The disposition effect, driven by loss aversion, states that investors will hold losers and sell winners. It has become a bedrock behavioral view about investors and is a core reason why many managers have stop-losses in models to counter-act this bias.
Now we have research that calls into question loss aversion as the core reason for these effects both from a theoretical and empirical point of view. There is clear evidence that contradicts loss aversion, but it has either been dismissed or ignored. Loss aversion is a description of behavior and not an explanation of behavior. This research is not offering an alternative to loss aversion but rather a commentary on its usefulness and explanatory power.
This new research may not completely change minds on the importance of loss aversion, but it does tell us that loss aversion is a subtle concept and should be employed with more care. How we evaluate decision outcomes is very sensitive to a reference point that is often the status quo. The set-up of the problem influences results that suggests that any general conclusions concerning loss aversion may be suspect.
According to Gal and Rucker,
“In general, it can be stated that the name “loss aversion” represents exceptional branding from the perspective of enhancing the idea’s intuitive appeal as everyone is essentially averse to losses (just as everyone is attracted to gains). This good branding might have led researchers to identify phenomena as being supportive of loss aversion even though the phenomena, while involving losses, do not involve comparisons of the impact of losses relative to equivalent gains. As discussed in the previous section, examples include the sunk cost effect, the disposition effect, and others.”
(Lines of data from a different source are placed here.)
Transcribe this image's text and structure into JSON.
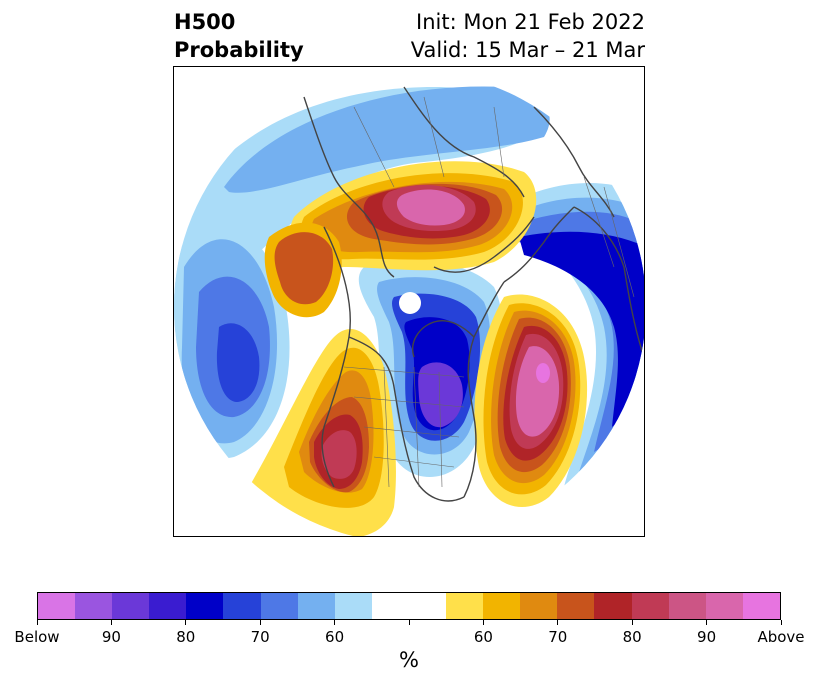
{
  "title": {
    "left_line1": "H500",
    "left_line2": "Probability",
    "right_line1": "Init: Mon 21 Feb 2022",
    "right_line2": "Valid: 15 Mar – 21 Mar"
  },
  "colorbar": {
    "colors": [
      "#d974e6",
      "#9a55e0",
      "#6b38d8",
      "#3a1cd0",
      "#0000c8",
      "#2642d8",
      "#4e78e6",
      "#74b0f0",
      "#aadcf8",
      "#ffffff",
      "#ffffff",
      "#ffe04a",
      "#f2b400",
      "#e08a10",
      "#c8541c",
      "#b02428",
      "#c03a55",
      "#cc5585",
      "#d966ac",
      "#e774e0"
    ],
    "tick_labels": [
      "Below",
      "90",
      "80",
      "70",
      "60",
      "",
      "60",
      "70",
      "80",
      "90",
      "Above"
    ],
    "unit": "%"
  },
  "map": {
    "colors": {
      "blue_light": "#aadcf8",
      "blue_mid": "#74b0f0",
      "blue_med": "#4e78e6",
      "blue_strong": "#2642d8",
      "blue_deep": "#0000c8",
      "purple": "#6b38d8",
      "yellow": "#ffe04a",
      "gold": "#f2b400",
      "orange": "#e08a10",
      "rust": "#c8541c",
      "red": "#b02428",
      "crimson": "#c03a55",
      "pink": "#d966ac",
      "magenta": "#e774e0"
    }
  }
}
This research is subtle and may not change an investor’s decision-making, but it is a testimony to careful thinking about problems. The obvious may not always be correct and a simple narrative is not always applicable to a wide set of problems.
Do I worry about the pain from trading loses? Yes. Should I take extra steps to reduce downside “pain” more than what would be the case given my level risk aversion (specifically account for loss aversion)? I am less sure. Accepting conceptual uncertainty may make for decision-making.